Contextualisation is a matter for business experts
Do not ask the IT or OT department to set up data contextualisation, as it requires the expertise of your business experts. To achieve contextualisation set up by business experts, you need a solution that provides predefined data and context models that are business-centric, as previously mentioned. You also require context setup tools that are designed for business experts, not IT or data experts. A no-code or low-code approach with rich documentation is essential for the adoption of contextualisation by business experts.
Contextualisation must be agile, flexible, and traceable
As plant processes and equipment continuously evolve, the contextualisation framework needs to adapt accordingly. Its structure should be able to handle modifications while keeping historical data in a usable form. Additionally, it should keep track of every modification to ensure coherence and compliance.
Contextualisation must support your data governance
Roles and responsibilities are essential to maintain coherence in your data approach within your corporate organisation and remain aligned with your data governance strategy and rules. At the same time, you need to delegate data contextualisation to the business experts who know the data best. This requires a contextualisation solution that offers fine-grained role and access management and a proper audit trail.
Contextualisation solution must be open
Another important aspect is openness. A contextualization solution should not only be able to collect data, but also to share data with other corporate systems. Particularly it should enable you to provision Data models and Context model from other corporate system.
Key takeaways
Place contextualisation at the core of your industrial data architecture.
Choose proven solutions that provide standard data models and context models that can be configured to adapt to your specific industry and needs.
Consider vertically integrated solutions that offer business applications and advanced analytics tightly integrated with the contextualization engine.
Involve business experts thoroughly and give them control of contextualisation.
Don’t forget to use open solutions to enable long-term integration with your corporate IT.
And this is what we do at Optimistik
Since the first version of OIAnalytics, our Operational Intelligence solution, we have focused on providing the best contextualisation engine for handling data from process manufacturing industries. While other actors were following marketing hype of the moment, we stayed committed to our goal.

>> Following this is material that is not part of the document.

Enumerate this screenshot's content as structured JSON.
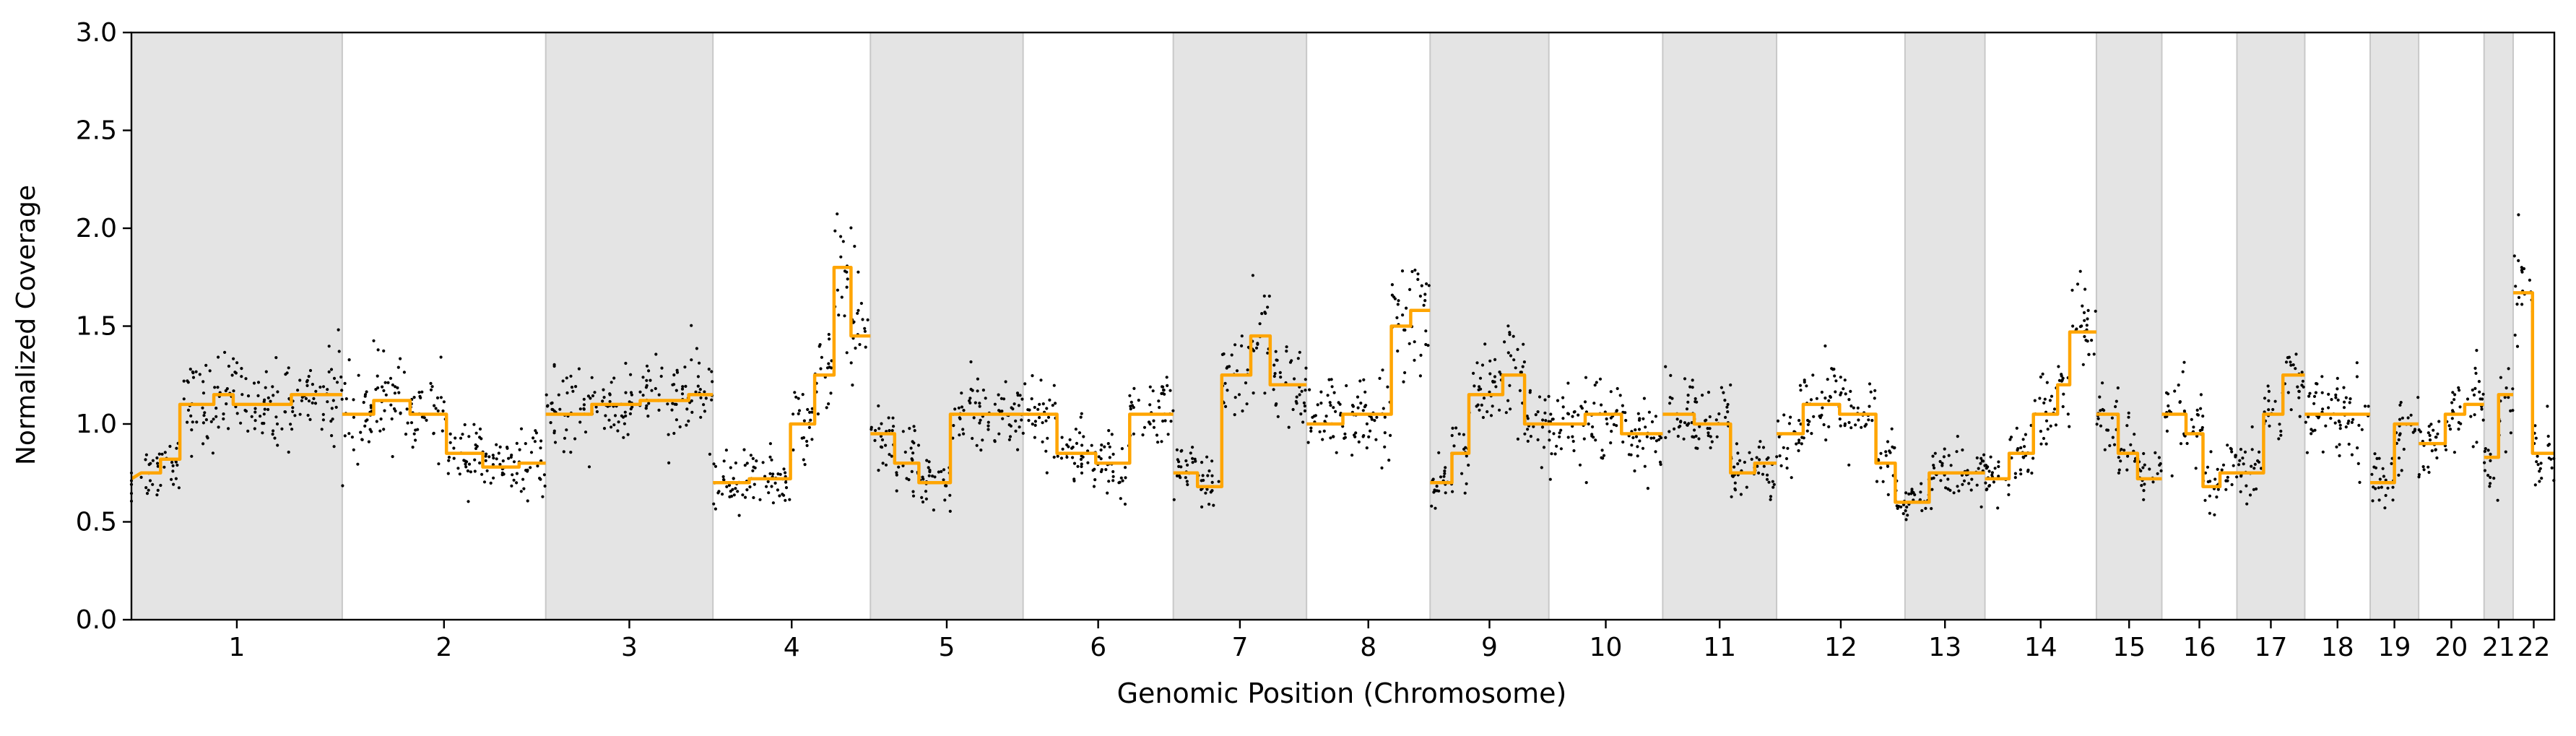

We have gained extensive experience in this field through the implementation of our contextualisation engine in many process manufacturing industries and various use cases, including quality, process efficiency, energy, traceability, and asset reliability. This experience has allowed us to build a standard contextualisation engine with optimized data and context models that can handle a wide array of use cases while requiring only configuration by business experts.
Our contextualisation engine has been proven in large-scale corporate deployments, with widespread adoption, particularly by process engineers.
We continuously improve and enrich our contextualisation engine to extend its range of use cases. Our focus is on offering better ease of implementation, maintainability and scalability. In a word, keeping it best in class.